Virtuos interpretierte Wolf im Anschluss die 1920 entstandene Ravel-Komposition „La valse“ – ein ursprünglich für Orchester konzipiertes Werk. Wie verwirrende Traumbilder wirbeln die Walzermotive durcheinander, verschwimmen, werden seziert, rhythmisch verzerrt, bis am Ende nur noch surreale Walzerfetzen überbleiben. Grandios, wie Wolf „mit zehn Fingern auf 88 Tasten“ scheinbar ein ganzes Orchester aufspielen ließ – mit Flöten, Fagott und Kontrabass. Dieses Werk provoziere bei den Zuhörern entweder Bewunderung oder Fassungslosigkeit, hatte Wolf einführend erläutert. Begeisterter Applaus des Publikums begleitete ihn in die Pause.
Absoluter Höhepunkt des Abends war Carl Wolfs Interpretation von Modest Mussorgskis „Bilder einer Ausstellung“. In nur drei Monaten hatte sich der Komponist 1874 die assoziativen Vertonungen von der Seele geschrieben. Egal, ob das „Alte Schloss“, das „Ballett der Küklein in ihren Eierschalen“ oder die „Katakomben“ – Carl Wolf erlebte die einzelnen Stationen behänd am Steinway-Flügel. Ohne Noten, mit geschlossenen Augen begab er sich auf die „Promenade“ durch die zehnbildrige Ausstellung. Mit stehenden Ovationen, Bravo-Rufen und Rosen aus dem Publikum bedankten sich die gut 200 Gäste für den exzellenten Klavierabend.
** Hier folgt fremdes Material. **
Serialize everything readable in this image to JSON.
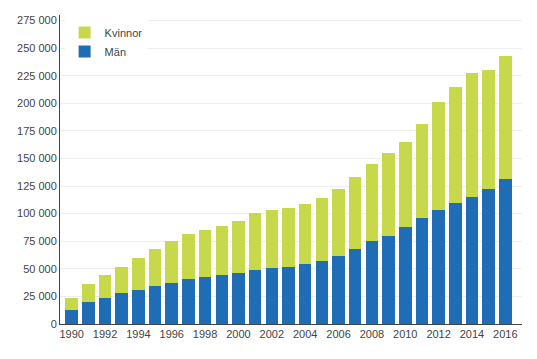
{
  "chart_data": {
    "type": "bar",
    "stacked": true,
    "x": [
      1990,
      1991,
      1992,
      1993,
      1994,
      1995,
      1996,
      1997,
      1998,
      1999,
      2000,
      2001,
      2002,
      2003,
      2004,
      2005,
      2006,
      2007,
      2008,
      2009,
      2010,
      2011,
      2012,
      2013,
      2014,
      2015,
      2016
    ],
    "series": [
      {
        "name": "Män",
        "color": "#1f6eb5",
        "values": [
          13000,
          20000,
          24000,
          28000,
          31000,
          34000,
          37000,
          41000,
          43000,
          44000,
          46000,
          49000,
          51000,
          52000,
          54000,
          57000,
          62000,
          68000,
          75000,
          80000,
          88000,
          96000,
          103000,
          110000,
          115000,
          122000,
          131000
        ]
      },
      {
        "name": "Kvinnor",
        "color": "#c8d84b",
        "values": [
          11000,
          16000,
          20000,
          24000,
          29000,
          34000,
          38000,
          41000,
          42000,
          45000,
          47000,
          52000,
          52000,
          53000,
          55000,
          57000,
          60000,
          65000,
          70000,
          75000,
          77000,
          85000,
          98000,
          105000,
          112000,
          108000,
          112000
        ]
      }
    ],
    "xlim": [
      1989.3,
      2017.0
    ],
    "xticks": [
      1990,
      1992,
      1994,
      1996,
      1998,
      2000,
      2002,
      2004,
      2006,
      2008,
      2010,
      2012,
      2014,
      2016
    ],
    "ylim": [
      0,
      280000
    ],
    "yticks": [
      0,
      {
        "value": 25000,
        "label": "25 000"
      },
      {
        "value": 50000,
        "label": "50 000"
      },
      {
        "value": 75000,
        "label": "75 000"
      },
      {
        "value": 100000,
        "label": "100 000"
      },
      {
        "value": 125000,
        "label": "125 000"
      },
      {
        "value": 150000,
        "label": "150 000"
      },
      {
        "value": 175000,
        "label": "175 000"
      },
      {
        "value": 200000,
        "label": "200 000"
      },
      {
        "value": 225000,
        "label": "225 000"
      },
      {
        "value": 250000,
        "label": "250 000"
      },
      {
        "value": 275000,
        "label": "275 000"
      }
    ],
    "grid": true,
    "legend": "upper left"
  }
}
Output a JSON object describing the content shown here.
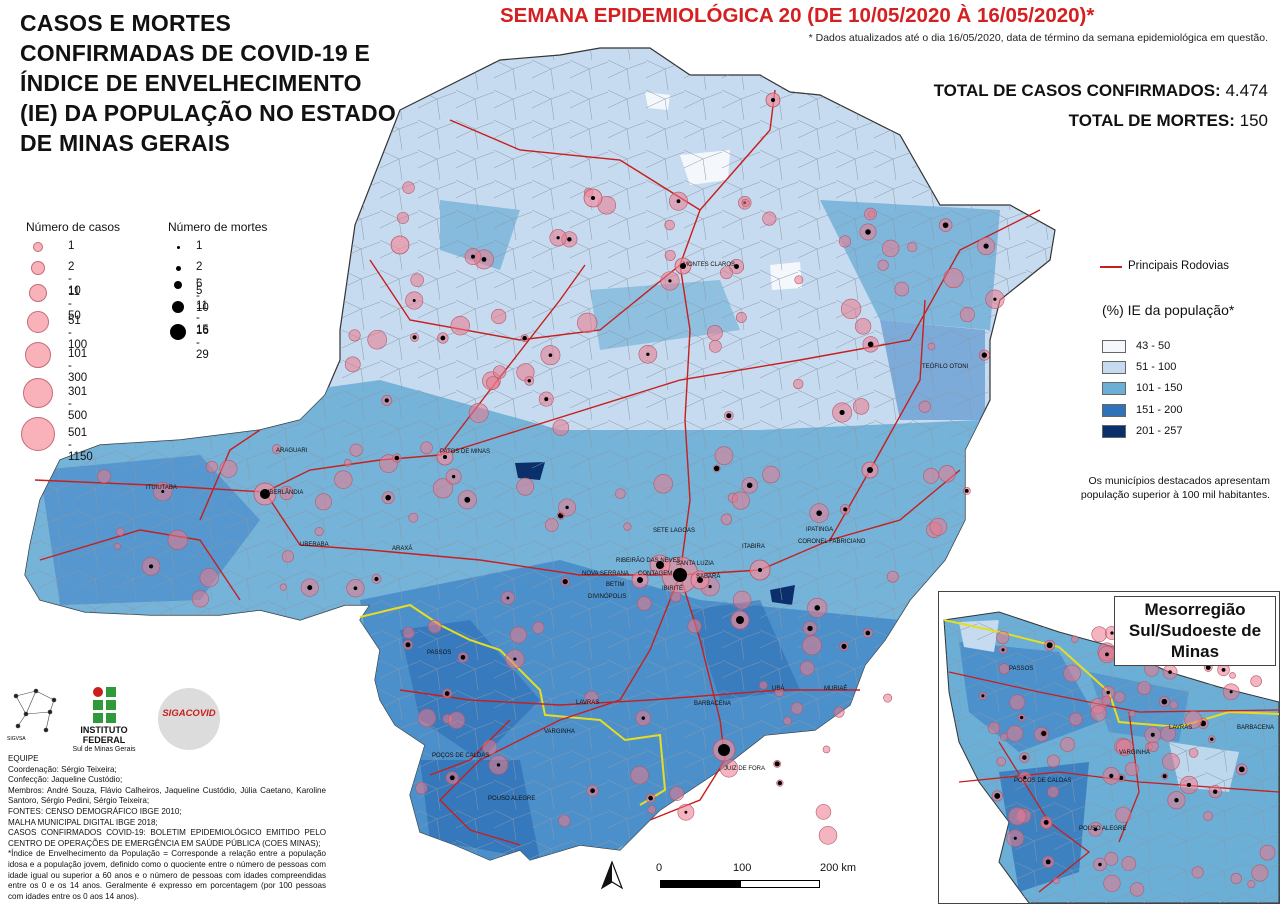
{
  "title": "CASOS E MORTES CONFIRMADAS DE COVID-19 E ÍNDICE DE ENVELHECIMENTO (IE) DA POPULAÇÃO NO ESTADO DE MINAS GERAIS",
  "epi_week": "SEMANA EPIDEMIOLÓGICA 20 (DE 10/05/2020 À 16/05/2020)*",
  "update_note": "* Dados atualizados até o dia 16/05/2020, data de término da semana epidemiológica em questão.",
  "totals": {
    "cases_label": "TOTAL DE CASOS CONFIRMADOS:",
    "cases_value": "4.474",
    "deaths_label": "TOTAL DE MORTES:",
    "deaths_value": "150"
  },
  "legend_cases": {
    "title": "Número de casos",
    "items": [
      "1",
      "2 - 10",
      "11 - 50",
      "51 - 100",
      "101 - 300",
      "301 - 500",
      "501 - 1150"
    ]
  },
  "legend_deaths": {
    "title": "Número de mortes",
    "items": [
      "1",
      "2 - 5",
      "6 - 10",
      "11 - 15",
      "16 - 29"
    ]
  },
  "roads_label": "Principais Rodovias",
  "ie_legend": {
    "title": "(%) IE da população*",
    "items": [
      {
        "label": "43 - 50",
        "color": "#f4f8fc"
      },
      {
        "label": "51 - 100",
        "color": "#c6dbef"
      },
      {
        "label": "101 - 150",
        "color": "#6baed6"
      },
      {
        "label": "151 - 200",
        "color": "#2f72b8"
      },
      {
        "label": "201 - 257",
        "color": "#0a2f6b"
      }
    ]
  },
  "highlight_note": "Os municípios destacados apresentam população superior à 100 mil habitantes.",
  "cities": [
    "MONTES CLAROS",
    "TEÓFILO OTONI",
    "PATOS DE MINAS",
    "ARAGUARI",
    "ITUIUTABA",
    "UBERLÂNDIA",
    "UBERABA",
    "ARAXÁ",
    "SETE LAGOAS",
    "RIBEIRÃO DAS NEVES",
    "SANTA LUZIA",
    "NOVA SERRANA",
    "CONTAGEM",
    "SABARÁ",
    "BETIM",
    "IBIRITÉ",
    "DIVINÓPOLIS",
    "ITABIRA",
    "IPATINGA",
    "CORONEL FABRICIANO",
    "PASSOS",
    "LAVRAS",
    "BARBACENA",
    "UBÁ",
    "MURIAÉ",
    "VARGINHA",
    "POÇOS DE CALDAS",
    "JUIZ DE FORA",
    "POUSO ALEGRE"
  ],
  "inset": {
    "title": "Mesorregião Sul/Sudoeste de Minas",
    "cities": [
      "PASSOS",
      "LAVRAS",
      "BARBACENA",
      "VARGINHA",
      "POÇOS DE CALDAS",
      "POUSO ALEGRE"
    ]
  },
  "scale": {
    "ticks": [
      "0",
      "100",
      "200 km"
    ]
  },
  "logos": {
    "sigvsa": "SIGVSA",
    "ifsul_name": "INSTITUTO FEDERAL",
    "ifsul_sub": "Sul de Minas Gerais",
    "sigacovid": "SIGACOVID"
  },
  "credits": [
    "EQUIPE",
    "Coordenação: Sérgio Teixeira;",
    "Confecção: Jaqueline Custódio;",
    "Membros: André Souza, Flávio Calheiros, Jaqueline Custódio, Júlia Caetano, Karoline Santoro, Sérgio Pedini, Sérgio Teixeira;",
    "FONTES: CENSO DEMOGRÁFICO IBGE 2010;",
    "MALHA MUNICIPAL DIGITAL IBGE 2018;",
    "CASOS CONFIRMADOS COVID-19: BOLETIM EPIDEMIOLÓGICO EMITIDO PELO CENTRO DE OPERAÇÕES DE EMERGÊNCIA EM SAÚDE PÚBLICA (COES MINAS);",
    "*Índice de Envelhecimento da População = Corresponde a relação entre a população idosa e a população jovem, definido como o quociente entre o número de pessoas com idade igual ou superior a 60 anos e o número de pessoas com idades compreendidas entre os 0 e os 14 anos. Geralmente é expresso em porcentagem (por 100 pessoas com idades entre os 0 aos 14 anos)."
  ]
}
Seine brillante Wandlungsfähigkeit bewies Carl Wolf in den Zugaben. Absolut spannend das 1997 komponierte „Black Earth“ des türkischen Pianisten Fazil Say. Perlten einerseits – mit der rechten Hand gespielt – melodiöse Passagen, griff Carl Wolf mit der linken wiederholt dämpfend auf die Saiten des Flügels. So entstanden zum Teil schnarrende Töne, die an das Klangvolumen einer Mandoline erinnerten.
Mit Debussys „Claire de lune“ verabschiedete Carl Wolf sein Remisen-Publikum in die mondbeschienene Nacht und mit einem anschließenden Empfang für die Abonnement-Gäste ließ Juliane Vetter den gelungenen Konzert-Abend im historischen Kreuzrippengewölbe der Burg ausklingen.